Tests and procedures used to determine what’s causing your diarrhea may include:  

  • Physical exam: You’ll have your temperature measured to check for a fever. Your blood pressure and pulse may also be measured to check for signs of dehydration. Your doctor may also examine your abdomen for abdominal pain.
  • Review of your medications: Your doctor may ask about any medications you’re taking, including over-the-counter drugs. Also, tell your doctor about any supplements you take.
  • Blood test: A complete blood count test may help determine what’s causing your diarrhea.
  • Stool test: Your doctor may recommend a stool test to determine whether a bacterium or parasite is causing your diarrhea.

Treatment and Drugs

Most cases of diarrhea clear on their own within a couple of days without treatment. If you’ve tried lifestyle changes and home remedies for diarrhea without success, your doctor may recommend medications or other treatments.  


Antibiotics may help treat diarrhea caused by bacteria or parasites. If a virus is causing your diarrhea, antibiotics won’t help.  

Treatment to replace fluids

Your doctor likely will advise you to take steps to replace the fluids and salts lost during diarrhea. For most people, replacing fluids means drinking water, juice or broth. If drinking liquids upsets your stomach or causes diarrhea, your doctor may recommend getting fluids through a vein in your arm (intravenously).  
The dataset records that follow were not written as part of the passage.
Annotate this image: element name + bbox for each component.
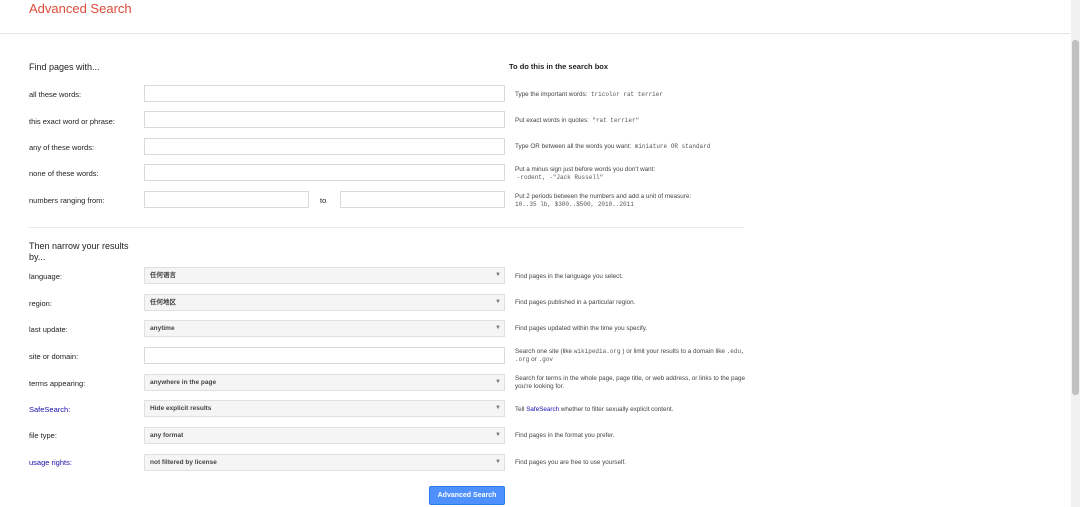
chevron-down-icon: ▼ bbox=[495, 299, 501, 305]
all-words-label: all these words: bbox=[29, 90, 82, 99]
chevron-down-icon: ▼ bbox=[495, 379, 501, 385]
last-update-label: last update: bbox=[29, 325, 68, 334]
find-section-heading: Find pages with... bbox=[29, 62, 100, 72]
usage-rights-help: Find pages you are free to use yourself. bbox=[515, 459, 626, 466]
chevron-down-icon: ▼ bbox=[495, 325, 501, 331]
exact-phrase-input[interactable] bbox=[144, 111, 505, 128]
chevron-down-icon: ▼ bbox=[495, 272, 501, 278]
usage-rights-link[interactable]: usage rights: bbox=[29, 458, 72, 467]
file-type-help: Find pages in the format you prefer. bbox=[515, 432, 615, 439]
page-title: Advanced Search bbox=[29, 1, 132, 16]
safesearch-help-link[interactable]: SafeSearch bbox=[526, 406, 559, 413]
any-words-help: Type OR between all the words you want: … bbox=[515, 143, 711, 150]
region-select[interactable]: 任何地区 ▼ bbox=[144, 294, 505, 311]
numbers-range-help: Put 2 periods between the numbers and ad… bbox=[515, 193, 692, 208]
safesearch-link[interactable]: SafeSearch: bbox=[29, 405, 70, 414]
advanced-search-button[interactable]: Advanced Search bbox=[429, 486, 505, 505]
last-update-select[interactable]: anytime ▼ bbox=[144, 320, 505, 337]
last-update-help: Find pages updated within the time you s… bbox=[515, 325, 648, 332]
site-domain-input[interactable] bbox=[144, 347, 505, 364]
region-help: Find pages published in a particular reg… bbox=[515, 299, 636, 306]
numbers-to-input[interactable] bbox=[340, 191, 505, 208]
chevron-down-icon: ▼ bbox=[495, 459, 501, 465]
exact-phrase-help: Put exact words in quotes: "rat terrier" bbox=[515, 117, 640, 124]
numbers-from-input[interactable] bbox=[144, 191, 309, 208]
terms-appearing-label: terms appearing: bbox=[29, 379, 86, 388]
site-domain-label: site or domain: bbox=[29, 352, 79, 361]
site-domain-help: Search one site (like wikipedia.org ) or… bbox=[515, 348, 745, 363]
language-select[interactable]: 任何语言 ▼ bbox=[144, 267, 505, 284]
exact-phrase-label: this exact word or phrase: bbox=[29, 117, 115, 126]
page-header: Advanced Search bbox=[0, 0, 1070, 34]
language-label: language: bbox=[29, 272, 62, 281]
chevron-down-icon: ▼ bbox=[495, 405, 501, 411]
any-words-input[interactable] bbox=[144, 138, 505, 155]
range-to-label: to bbox=[320, 196, 327, 205]
usage-rights-select[interactable]: not filtered by license ▼ bbox=[144, 454, 505, 471]
section-divider bbox=[29, 227, 744, 228]
none-words-label: none of these words: bbox=[29, 169, 99, 178]
vertical-scrollbar[interactable] bbox=[1071, 0, 1080, 507]
safesearch-select[interactable]: Hide explicit results ▼ bbox=[144, 400, 505, 417]
none-words-help: Put a minus sign just before words you d… bbox=[515, 166, 656, 181]
terms-appearing-select[interactable]: anywhere in the page ▼ bbox=[144, 374, 505, 391]
language-help: Find pages in the language you select. bbox=[515, 273, 623, 280]
numbers-range-label: numbers ranging from: bbox=[29, 196, 105, 205]
file-type-label: file type: bbox=[29, 431, 57, 440]
all-words-input[interactable] bbox=[144, 85, 505, 102]
instructions-heading: To do this in the search box bbox=[509, 62, 609, 71]
terms-appearing-help: Search for terms in the whole page, page… bbox=[515, 375, 745, 390]
region-label: region: bbox=[29, 299, 52, 308]
safesearch-help: Tell SafeSearch whether to filter sexual… bbox=[515, 406, 674, 413]
narrow-section-heading: Then narrow your results by... bbox=[29, 241, 129, 262]
any-words-label: any of these words: bbox=[29, 143, 95, 152]
all-words-help: Type the important words: tricolor rat t… bbox=[515, 91, 663, 98]
none-words-input[interactable] bbox=[144, 164, 505, 181]
scrollbar-thumb[interactable] bbox=[1072, 40, 1079, 395]
chevron-down-icon: ▼ bbox=[495, 432, 501, 438]
file-type-select[interactable]: any format ▼ bbox=[144, 427, 505, 444]
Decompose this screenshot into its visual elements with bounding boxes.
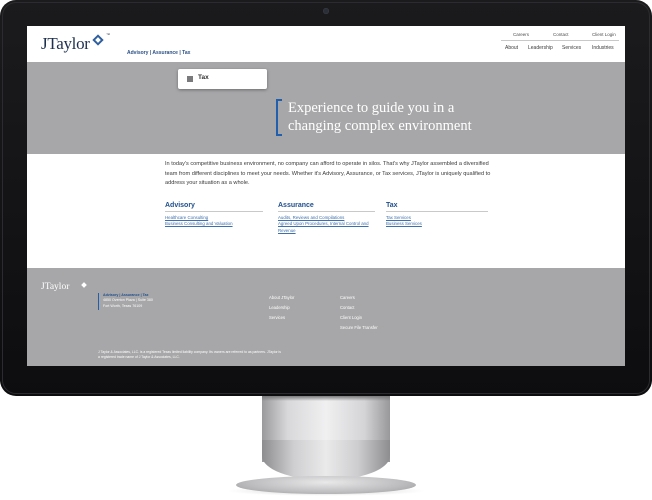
- hero-headline-line2: changing complex environment: [288, 118, 472, 134]
- nav-services[interactable]: Services: [562, 45, 581, 51]
- assurance-heading: Assurance: [278, 202, 314, 209]
- footer-city: Fort Worth, Texas 76109: [103, 303, 143, 308]
- footer-divider: [98, 293, 99, 310]
- website-screen: JTaylor ™ Advisory | Assurance | Tax Car…: [27, 26, 625, 366]
- cube-icon: [81, 282, 87, 288]
- tab-tax-label: Tax: [198, 74, 209, 81]
- site-logo[interactable]: JTaylor: [41, 34, 90, 54]
- cube-icon: [92, 34, 104, 46]
- monitor-stand-base: [262, 440, 390, 480]
- utility-nav-client-login[interactable]: Client Login: [592, 32, 616, 37]
- link-revenue[interactable]: Revenue: [278, 228, 375, 234]
- footer-link-about[interactable]: About JTaylor: [269, 293, 294, 303]
- advisory-column: Advisory Healthcare Consulting Business …: [165, 202, 263, 228]
- link-business-consulting[interactable]: Business Consulting and Valuation: [165, 221, 263, 227]
- footer-link-leadership[interactable]: Leadership: [269, 303, 294, 313]
- footer-link-secure-file-transfer[interactable]: Secure File Transfer: [340, 323, 378, 333]
- intro-paragraph: In today's competitive business environm…: [165, 161, 491, 187]
- nav-about[interactable]: About: [505, 45, 518, 51]
- site-header: JTaylor ™ Advisory | Assurance | Tax Car…: [27, 26, 625, 62]
- footer-links-col2: Careers Contact Client Login Secure File…: [340, 293, 378, 333]
- advisory-divider: [165, 211, 263, 212]
- hero-headline: Experience to guide you in a changing co…: [288, 99, 518, 135]
- monitor-stand-foot: [236, 476, 416, 494]
- utility-nav-divider: [501, 40, 619, 41]
- footer-links-col1: About JTaylor Leadership Services: [269, 293, 294, 323]
- trademark-symbol: ™: [106, 32, 110, 37]
- footer-legal-line2: a registered trade name of J Taylor & As…: [98, 355, 180, 359]
- footer-link-services[interactable]: Services: [269, 313, 294, 323]
- monitor-bezel: JTaylor ™ Advisory | Assurance | Tax Car…: [0, 0, 652, 396]
- advisory-heading: Advisory: [165, 202, 195, 209]
- site-footer: JTaylor Advisory | Assurance | Tax 4850 …: [27, 268, 625, 366]
- camera-icon: [323, 8, 329, 14]
- footer-legal: J Taylor & Associates, LLC. is a registe…: [98, 350, 308, 360]
- utility-nav-careers[interactable]: Careers: [513, 32, 529, 37]
- footer-address: Advisory | Assurance | Tax 4850 Overton …: [103, 293, 153, 309]
- bracket-decoration: [276, 99, 282, 136]
- nav-industries[interactable]: Industries: [592, 45, 614, 51]
- footer-link-client-login[interactable]: Client Login: [340, 313, 378, 323]
- square-icon: [187, 76, 193, 82]
- footer-link-contact[interactable]: Contact: [340, 303, 378, 313]
- hero-banner: Tax Experience to guide you in a changin…: [27, 62, 625, 154]
- tab-tax[interactable]: Tax: [178, 69, 267, 89]
- hero-headline-line1: Experience to guide you in a: [288, 100, 455, 116]
- footer-link-careers[interactable]: Careers: [340, 293, 378, 303]
- utility-nav-contact[interactable]: Contact: [553, 32, 569, 37]
- tax-column: Tax Tax Services Business Services: [386, 202, 488, 228]
- tax-heading: Tax: [386, 202, 398, 209]
- assurance-column: Assurance Audits, Reviews and Compilatio…: [278, 202, 375, 234]
- nav-leadership[interactable]: Leadership: [528, 45, 553, 51]
- assurance-divider: [278, 211, 375, 212]
- site-tagline: Advisory | Assurance | Tax: [127, 50, 191, 56]
- link-agreed-upon-procedures[interactable]: Agreed Upon Procedures, Internal Control…: [278, 221, 375, 227]
- tax-divider: [386, 211, 488, 212]
- footer-logo[interactable]: JTaylor: [41, 282, 69, 292]
- link-business-services[interactable]: Business Services: [386, 221, 488, 227]
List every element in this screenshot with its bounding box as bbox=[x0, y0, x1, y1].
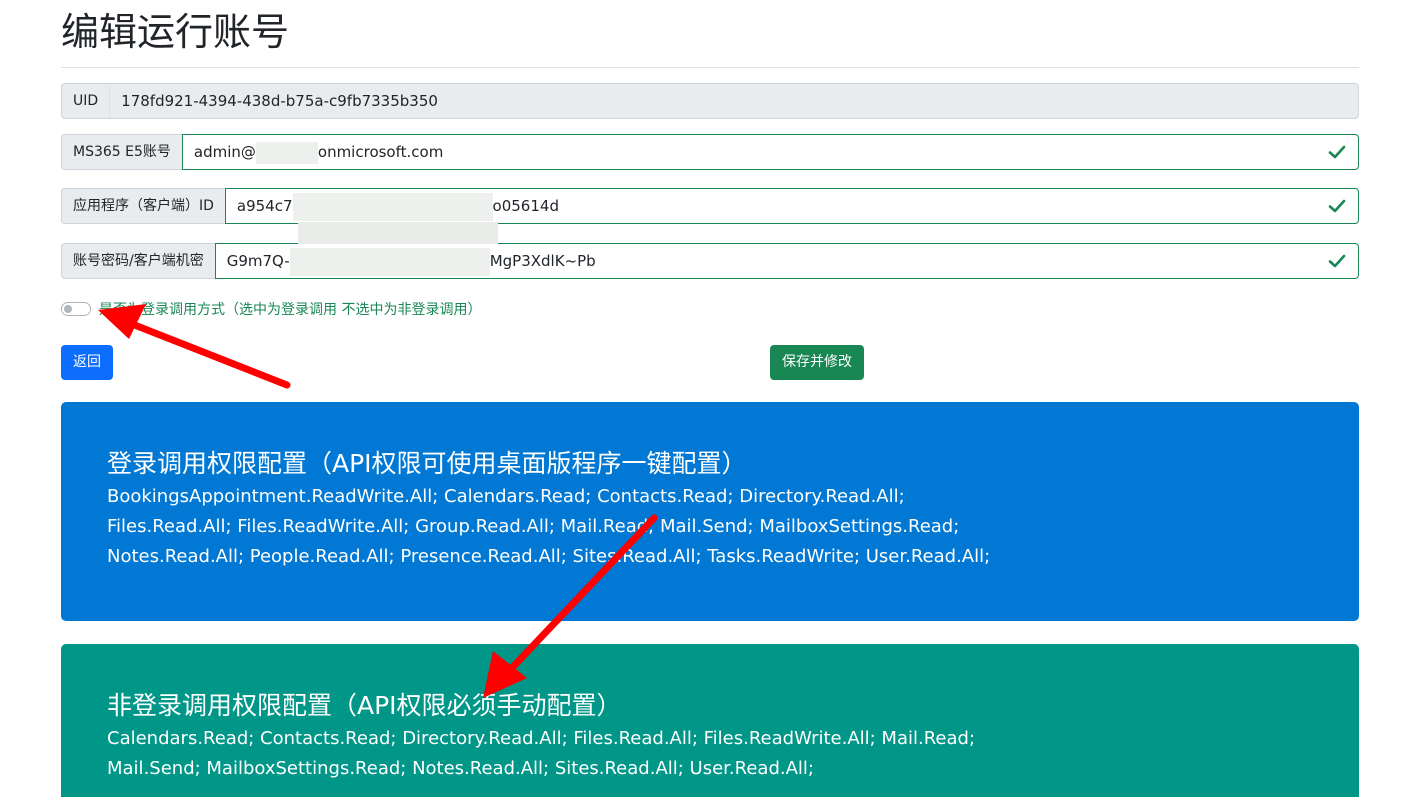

Water is a good way to replace fluids, but it doesn’t contain the salts and electrolytes — minerals such as sodium and potassium — you need in order to maintain the electric currents that keep your heart beating. Disruption of your body’s fluid and mineral levels creates an electrolyte imbalance that can be serious. You can help maintain your electrolyte levels by drinking fruit juices for potassium or eating soups for sodium.

Adjusting medications you’re taking 

If your doctor determines that an antibiotic medication caused your diarrhea, your doctor may modify your treatment plan by lowering your dose or switching to another medication.  

Treating underlying conditions 

If your diarrhea is caused by a more serious disease or condition, such as inflammatory bowel disease, your doctor will work to control that condition. You may be referred to a specialist, such as a gastroenterologist, who can help devise a treatment plan for you.